人間国宝

花と蝶が表現された作品。萌黄色の磁器に金色が映える(釉裏金彩牡丹唐草舞蝶大皿)

花と蝶が表現された作品。萌黄色の磁器に金色が映える(釉裏金彩牡丹唐草舞蝶大皿)

吉田美統

花、葉、茎など、植物のパーツ一つひとつが金箔で表現される

吉田美統

窯には数人の職人がおり、黙々と仕事に取り組む

吉田美統

模様の形に切り分けた金箔を器に貼り付けていく

明治33年(1900)から続く錦山窯の三代目、吉田美統。小松市高堂町の静かな住宅街に工房を構え、現在、子息を含め5人の職人を抱える。戦後の厳しい時代の陶芸修行から、技法「釉裏金彩」との出合い、そして現在の作風を確立するまでの道のりを聞いた。

吉田美統 吉田美統

昭和7年(1932)小松生まれ、本名吉田稔。53年一水会陶芸展一水会賞受賞、59年日本伝統工芸展奨励賞受賞、平成4年日本伝統工芸展高松宮記念賞受賞、7年日本陶磁協会賞受賞、12年日本伝統工芸展保持者賞受賞、13年重要無形文化財「釉裏金彩」技術保持者(人間国宝)に認定。

“庄三風”を見つめながらの陶芸修行

吉田美統は高校在学中、戦後に陶芸修行を始めた。戦時中は「職人さんは兵隊にとられ、燃料もなく非常に厳しい時代だった。物価の値上がりを防ぐため公定価格が制定され、国から許可が出たものだけを作っていました」と当時を振り返る。錦山窯は初代、二代と「金彩色絵」、いわゆる“庄三風”とよばれる作品を得意とする窯であった。美統が9歳の時に二代が早世したために、技術は窯の職人から習得した。

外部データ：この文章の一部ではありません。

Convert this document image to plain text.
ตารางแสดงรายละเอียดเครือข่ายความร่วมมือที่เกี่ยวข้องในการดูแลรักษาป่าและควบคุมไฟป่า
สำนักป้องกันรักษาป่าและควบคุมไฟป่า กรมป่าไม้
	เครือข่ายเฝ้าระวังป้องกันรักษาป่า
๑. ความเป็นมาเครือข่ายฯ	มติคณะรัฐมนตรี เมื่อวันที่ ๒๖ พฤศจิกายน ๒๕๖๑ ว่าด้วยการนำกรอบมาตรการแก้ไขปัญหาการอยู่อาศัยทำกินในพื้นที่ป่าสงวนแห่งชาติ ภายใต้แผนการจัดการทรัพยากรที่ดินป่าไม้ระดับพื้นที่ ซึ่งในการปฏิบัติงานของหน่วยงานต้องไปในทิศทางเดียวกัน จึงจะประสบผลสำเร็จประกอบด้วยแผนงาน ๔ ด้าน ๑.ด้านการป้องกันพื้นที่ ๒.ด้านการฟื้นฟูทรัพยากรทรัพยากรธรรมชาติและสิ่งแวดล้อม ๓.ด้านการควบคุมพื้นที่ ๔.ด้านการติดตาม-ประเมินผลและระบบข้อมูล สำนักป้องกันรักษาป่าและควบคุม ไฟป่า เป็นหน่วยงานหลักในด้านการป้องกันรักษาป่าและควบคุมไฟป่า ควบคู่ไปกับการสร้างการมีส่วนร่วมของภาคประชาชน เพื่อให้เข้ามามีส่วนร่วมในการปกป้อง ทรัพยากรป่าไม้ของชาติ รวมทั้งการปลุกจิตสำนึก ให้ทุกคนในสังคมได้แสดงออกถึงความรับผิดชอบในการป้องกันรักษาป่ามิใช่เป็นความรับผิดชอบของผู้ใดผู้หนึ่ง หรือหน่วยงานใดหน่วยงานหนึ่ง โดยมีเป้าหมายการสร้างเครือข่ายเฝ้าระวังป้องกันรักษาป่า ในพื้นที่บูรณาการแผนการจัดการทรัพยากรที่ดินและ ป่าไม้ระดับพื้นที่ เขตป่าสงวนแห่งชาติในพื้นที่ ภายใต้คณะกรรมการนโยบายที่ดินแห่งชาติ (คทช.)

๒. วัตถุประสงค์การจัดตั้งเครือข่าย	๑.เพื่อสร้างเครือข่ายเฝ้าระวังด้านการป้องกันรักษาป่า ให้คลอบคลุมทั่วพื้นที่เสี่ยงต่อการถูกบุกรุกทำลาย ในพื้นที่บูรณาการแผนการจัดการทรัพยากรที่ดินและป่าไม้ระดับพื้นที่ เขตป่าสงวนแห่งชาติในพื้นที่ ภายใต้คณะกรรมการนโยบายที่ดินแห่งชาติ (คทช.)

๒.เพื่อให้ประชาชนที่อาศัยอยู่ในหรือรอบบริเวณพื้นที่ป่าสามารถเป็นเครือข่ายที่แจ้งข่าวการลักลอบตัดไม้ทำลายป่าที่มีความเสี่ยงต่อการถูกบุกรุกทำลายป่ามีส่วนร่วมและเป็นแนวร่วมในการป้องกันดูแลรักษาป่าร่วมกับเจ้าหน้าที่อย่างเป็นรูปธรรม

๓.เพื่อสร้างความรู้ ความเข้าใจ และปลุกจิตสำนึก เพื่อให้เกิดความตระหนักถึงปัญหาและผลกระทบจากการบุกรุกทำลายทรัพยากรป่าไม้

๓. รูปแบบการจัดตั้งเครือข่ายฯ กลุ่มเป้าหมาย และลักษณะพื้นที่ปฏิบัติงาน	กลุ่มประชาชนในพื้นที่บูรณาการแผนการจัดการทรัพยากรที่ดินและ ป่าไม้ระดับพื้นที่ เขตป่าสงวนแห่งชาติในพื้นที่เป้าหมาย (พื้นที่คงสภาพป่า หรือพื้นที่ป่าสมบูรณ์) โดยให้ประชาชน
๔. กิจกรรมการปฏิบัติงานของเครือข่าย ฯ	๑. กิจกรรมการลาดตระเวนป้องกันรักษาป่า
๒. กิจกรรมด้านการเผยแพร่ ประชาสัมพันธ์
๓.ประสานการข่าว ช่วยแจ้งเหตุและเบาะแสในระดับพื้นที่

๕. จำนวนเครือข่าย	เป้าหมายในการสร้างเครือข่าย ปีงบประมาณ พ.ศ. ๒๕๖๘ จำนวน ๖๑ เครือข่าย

「コピーではなく新しいことをしたいという思いは修行時代からずっとくすぶっていた」。創造への欲求から、クラフト運動※へ傾倒した時代もあったという。

※クラフト運動:イギリスの思想家であり、デザイナーのウィリアム・モリスが主導したデザイン運動。手仕事に帰り、生活と芸術を統一することを主張した。

加藤土師萌の遺作展で進むべき道を確信する

転機が訪れたのは昭和43年。陶芸作家・加藤土師萌の遺作展だった。器胎に金箔を貼って模様を描き、その上から釉薬を塗って焼成する「釉裏金彩」という技法に衝撃を受け、「同じ金でもこんな斬新な表現があったのか」と息をのんだという。吉田はこれをきっかけに「釉裏金彩」の世界に入り、誰も手がけたことのない、花や蝶などをモチーフにした具象表現を追究する。

「1万分の3ミリ、1万分の5ミリという極薄の金箔を張りわけ、厚いものでははっきりとした金色、薄いものでは釉薬と溶け合うような金色を表現する。金箔を模様の形に切り分ける工程も簡単ではなかった。断裁の時に静電気が発生し、金箔が刃にくっついてしまう。いろいろなハサミを試していた際、知人の医師から医療用のものを進められ、その切れ味にたどりつきました」。手法確立の模索をはじめ、初出品まで約4年が経っていた。

新しいモチーフは天女が舞う幻想的な世界

吉田の作品には牡丹や芙蓉といった植物が多く描かれる。「先日も那谷寺でモチーフにしたい笹ユリに出合った」という。今後、挑戦したい題材を尋ねると「今、考えているのは天女を描いた幻想的な世界。人物の顔の奥行きを金箔と釉薬でうまく表現したい」とのこと。吉田美統の創造力から生み出される世界は、限りない可能性を秘めている。金をまとった天女が萌黄色の磁器に美しく舞う、その日が待ち遠しい。